Da oggi si cominciano a discutere, e poi a votare, nei circoli del Partito Democratico i documenti politici di ciascuno dei 4 candidati a succedere a Enrico Letta come segretario del partito. È la fase che porterà al voto finale delle primarie e alla scelta del prossimo segretario.
Scorrendo i documenti contenenti le proposte politiche di ciascuno dei 4 candidati alla segreteria – Stefano Bonaccini, Elly Schlein, Gianni Cuperlo e Paola De Micheli – manca quello che dovrebbe essere il punto di partenza di questa fase congressuale, che qualcuno ha definito di rifondazione del partito.
La risposta a questa domanda: perché il PD ha perduto quasi 7 milioni di voti negli ultimi 15 anni? Nel 2008, prima tornata elettorale con il Partito Democratico sulla scheda (era nato dalla fusione tra i Democratici di sinistra e la Margherita) raccolse oltre 12 milioni di voti (il 31,1 per cento), mentre nel settembre 2022, ultime elezioni politiche, il conteggio si è fermato a 5 milioni e 355 mila (19,07 per cento).
Senza affrontare questo tema, come si fa a scegliere la strada del futuro? L’intero gruppo dirigente del PD, sempre eguale a se stesso dalla fondazione, al massimo integrato da cooptazioni decise dai diversi segretari (se ne sono alternati 9 in soli 15 anni) e dai capi corrente, si è soffermato su temi generali – il lavoro, i diritti, l’Europa – evitando di mettere a fuoco quale strada percorrere e in compagnia di chi. Si è molto messo l’accento sul Manifesto dei Valori che comincia con una ovvietà: «Noi, i democratici, amiamo l’Italia». Ci mancherebbe che non fosse così!

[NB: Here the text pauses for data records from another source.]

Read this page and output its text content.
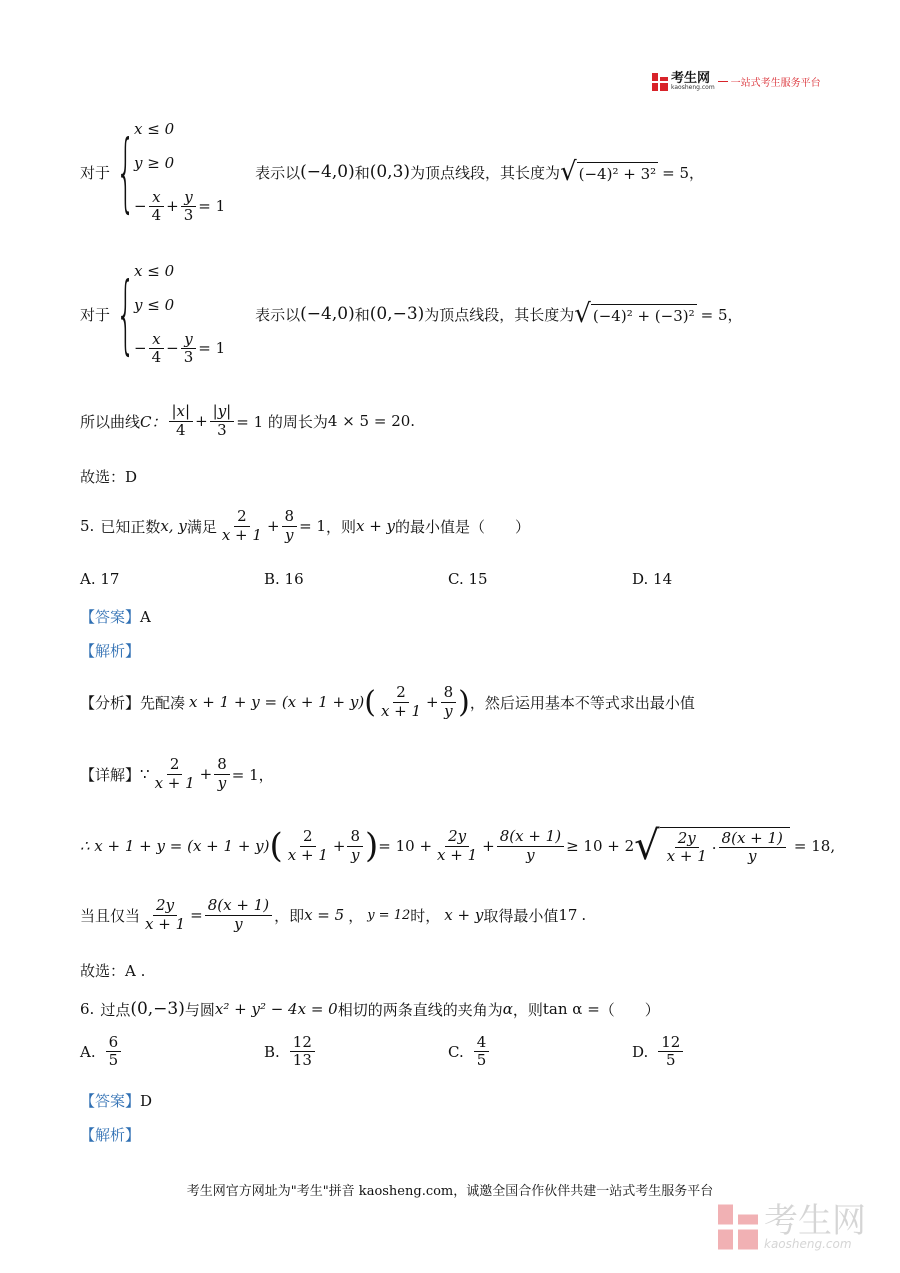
考生网
kaosheng.com 一站式考生服务平台
对于 {
x ≤ 0
y ≥ 0
− $\frac{x}{4} + \frac{y}{3} = 1$
表示以 (−4,0) 和 (0,3) 为顶点线段，其长度为 √ (−4)² + 3² = 5，
对于 {
x ≤ 0
y ≤ 0
− $\frac{x}{4} - \frac{y}{3} = 1$
表示以 (−4,0) 和 (0,−3) 为顶点线段，其长度为 √ (−4)² + (−3)² = 5，
所以曲线 C： $\frac{|x|}{4} + \frac{|y|}{3} = 1$ 的周长为 4 × 5 = 20 .
故选：D
5. 已知正数 x, y 满足 $\frac{2}{x + 1} + \frac{8}{y} = 1$ ，则 x + y 的最小值是（　　）
A. 17	B. 16	C. 15	D. 14
【答案】A
【解析】
【分析】 先配凑 x + 1 + y = (x + 1 + y) ( $\frac{2}{x + 1} + \frac{8}{y}$ ) ，然后运用基本不等式求出最小值
【详解】 ∵ $\frac{2}{x + 1} + \frac{8}{y} = 1$，
∴ x + 1 + y = (x + 1 + y) ( $\frac{2}{x + 1} + \frac{8}{y}$ ) = $10 + \frac{2y}{x + 1} + \frac{8(x + 1)}{y} \ge 10 + 2$ √ $\frac{2y}{x + 1} \cdot \frac{8(x + 1)}{y} = 18$,
当且仅当 $\frac{2y}{x + 1} = \frac{8(x + 1)}{y}$ ，即 x = 5 ， y = 12 时， x + y 取得最小值 17 .
故选：A .
6. 过点 (0,−3) 与圆 x² + y² − 4x = 0 相切的两条直线的夹角为 α ，则 tan α = （　　）
A. $\frac{6}{5}$	B. $\frac{12}{13}$	C. $\frac{4}{5}$	D. $\frac{12}{5}$
【答案】D
【解析】
考生网官方网址为"考生"拼音 kaosheng.com，诚邀全国合作伙伴共建一站式考生服务平台
考生网
kaosheng.com
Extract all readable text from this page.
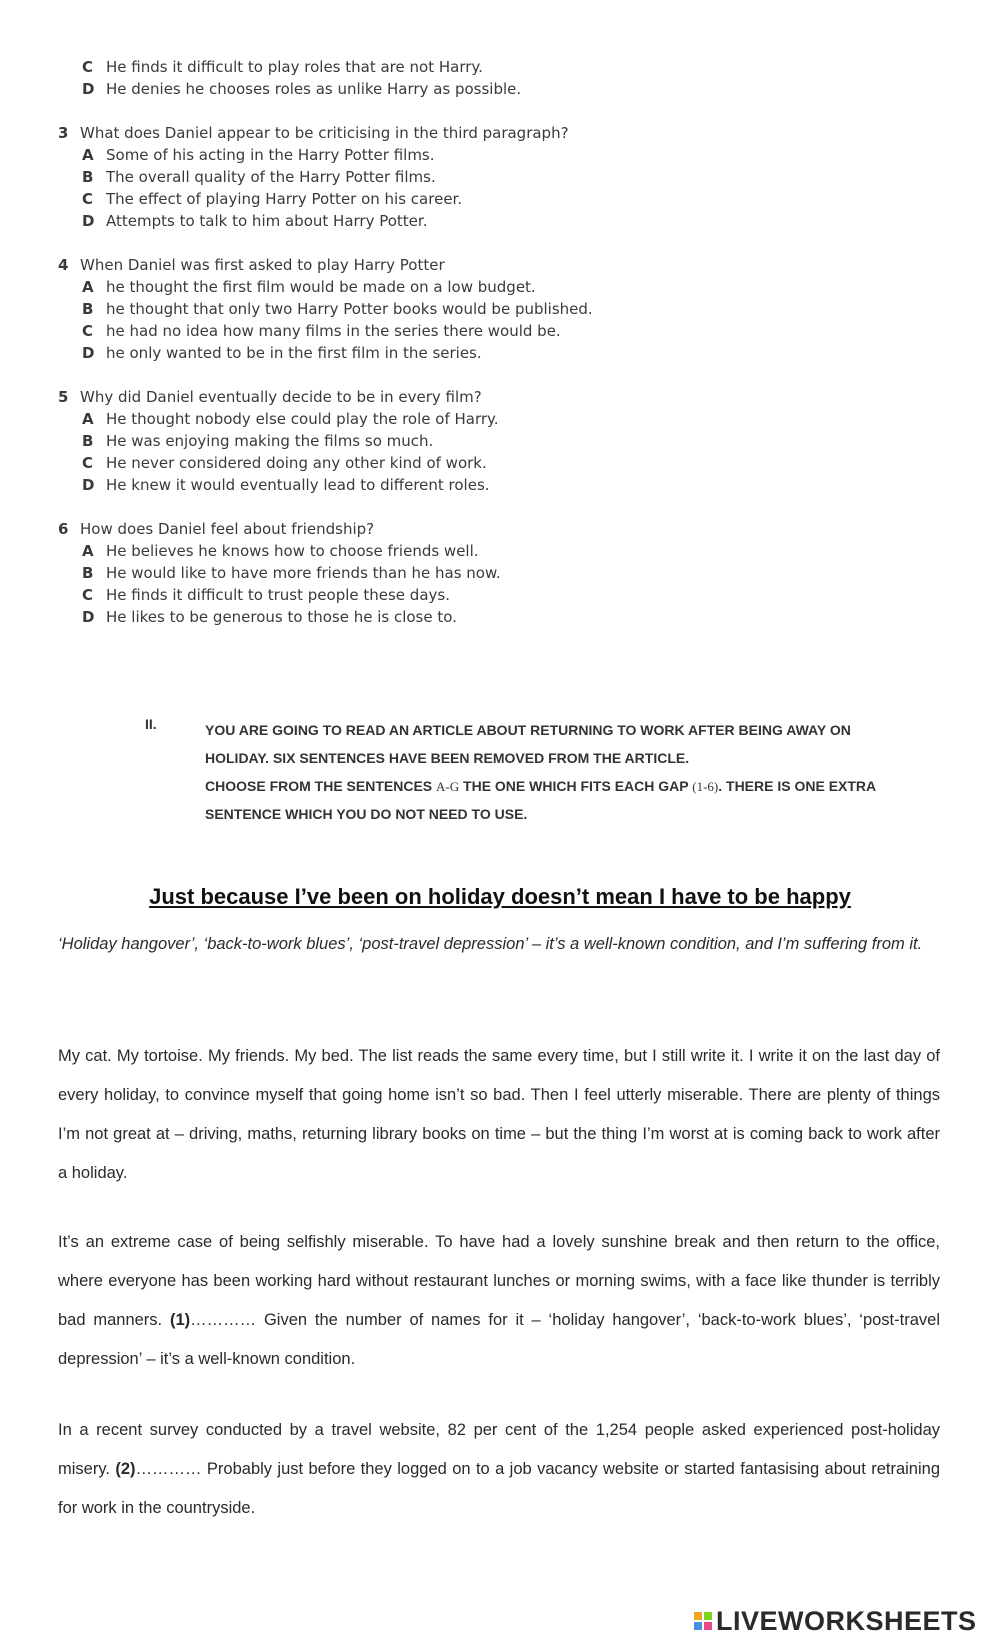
C He finds it difficult to play roles that are not Harry.
D He denies he chooses roles as unlike Harry as possible.
3 What does Daniel appear to be criticising in the third paragraph?
A Some of his acting in the Harry Potter films.
B The overall quality of the Harry Potter films.
C The effect of playing Harry Potter on his career.
D Attempts to talk to him about Harry Potter.
4 When Daniel was first asked to play Harry Potter
A he thought the first film would be made on a low budget.
B he thought that only two Harry Potter books would be published.
C he had no idea how many films in the series there would be.
D he only wanted to be in the first film in the series.
5 Why did Daniel eventually decide to be in every film?
A He thought nobody else could play the role of Harry.
B He was enjoying making the films so much.
C He never considered doing any other kind of work.
D He knew it would eventually lead to different roles.
6 How does Daniel feel about friendship?
A He believes he knows how to choose friends well.
B He would like to have more friends than he has now.
C He finds it difficult to trust people these days.
D He likes to be generous to those he is close to.
II.	YOU ARE GOING TO READ AN ARTICLE ABOUT RETURNING TO WORK AFTER BEING AWAY ON
HOLIDAY. SIX SENTENCES HAVE BEEN REMOVED FROM THE ARTICLE.
CHOOSE FROM THE SENTENCES A-G THE ONE WHICH FITS EACH GAP (1-6). THERE IS ONE EXTRA
SENTENCE WHICH YOU DO NOT NEED TO USE.
Just because I’ve been on holiday doesn’t mean I have to be happy
‘Holiday hangover’, ‘back-to-work blues’, ‘post-travel depression’ – it’s a well-known condition, and I’m suffering from it.
My cat. My tortoise. My friends. My bed. The list reads the same every time, but I still write it. I write it on the last day of every holiday, to convince myself that going home isn’t so bad. Then I feel utterly miserable. There are plenty of things I’m not great at – driving, maths, returning library books on time – but the thing I’m worst at is coming back to work after a holiday.
It’s an extreme case of being selfishly miserable. To have had a lovely sunshine break and then return to the office, where everyone has been working hard without restaurant lunches or morning swims, with a face like thunder is terribly bad manners. (1)………… Given the number of names for it – ‘holiday hangover’, ‘back-to-work blues’, ‘post-travel depression’ – it’s a well-known condition.
In a recent survey conducted by a travel website, 82 per cent of the 1,254 people asked experienced post-holiday misery. (2)………… Probably just before they logged on to a job vacancy website or started fantasising about retraining for work in the countryside.
LIVEWORKSHEETS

Forse c’è ancora tempo, ma chi ha visto una franca discussione sulla batosta elettorale delle ultime politiche? Ovviamente, non per trovare il colpevole (il segretario Enrico Letta si è dimesso dopo la sconfitta), quanto per capire il percorso fatto e non ripetere più quel tipo di errore. Certo, la fine del governo Draghi ha visto nel cupio dissolvi la destra di Forza Italia e della Lega andare a braccetto con i 5Stelle che erano alleati del Pd.
Ma una volta indette le elezioni come hanno fatto i piddini a dimenticare che la legge elettorale (votata anche da loro) obbliga a formare una coalizione, pena la sconfitta sicura? Rottura con i 5Stelle da una parte, rottura con Carlo Calenda e il suo movimentino dall’altra, i piddini sono rimasti soli. E sono stati bastonati.
In un PD dove il gioco politico si basa sull’equilibrio delle correnti e dei suoi capi, anche il dibattitto precongressuale ha tenuto conto di questo assetto. I vari capi corrente si sono semplicemente riposizionati intorno ai 4 candidati alla segreteria, due dei quali – Gianni Cuperlo e Paola De Micheli – sembrano candidati di bandiera di sotto correnti per aiutare il riposizionamento del futuro gruppo dirigente.
Qualcuno ha provato a inserire nel dibattito anche la questione del nome del partito da cambiare. Come se fosse il nome a indicare automaticamente la linea politica e non viceversa le scelte strategiche a dire di che partito di tratta, e dunque il suo nome. Possibile, allora, che in queste settimane non ci sia stato dibattito per rispondere (e dunque proporre soluzioni) a come invertire il trend secondo il quale i salari/stipendi e la produttività in Italia sono agli ultimi posti della classifica dell’Unione Europea in termini di crescita? È mai possibile che il dibattito su scuola e università come fattore di sviluppo del paese in tutti i sensi sia relegato alle varie ed eventuali? Privilegiare le parole d’ordine sull’ambiente da proteggere, senza dire su chi devono ricadere i costi, è come fare solo una lista di buoni propositi. Un mondo più verde costa, non basta stare attenti a non buttare la carta per terra.
Il PD ha ignorato totalmente in questo dibattitto il fatto di aver partecipato al governo comunque ed in ogni caso, anche senza aver vinto in modo chiaro e netto le elezioni, visto il succedersi di governi di grande coalizione o di unità nazionale. Questo fatto ha probabilmente convinto i suoi leader di essere comunque destinati a gestire il potere e ad ottenere comunque un posto a tavola.
Vi ricordate quel gioco che si faceva da bambini? Mettere una sedia in meno dei presenti al gioco e poi vedere alla fine della filastrocca chi restava in piedi? Beh, il PD ha rifatto le regole del gioco: Non c’è più una sedia in meno dei presenti, così alla fine tutti trovano un posto a sedere.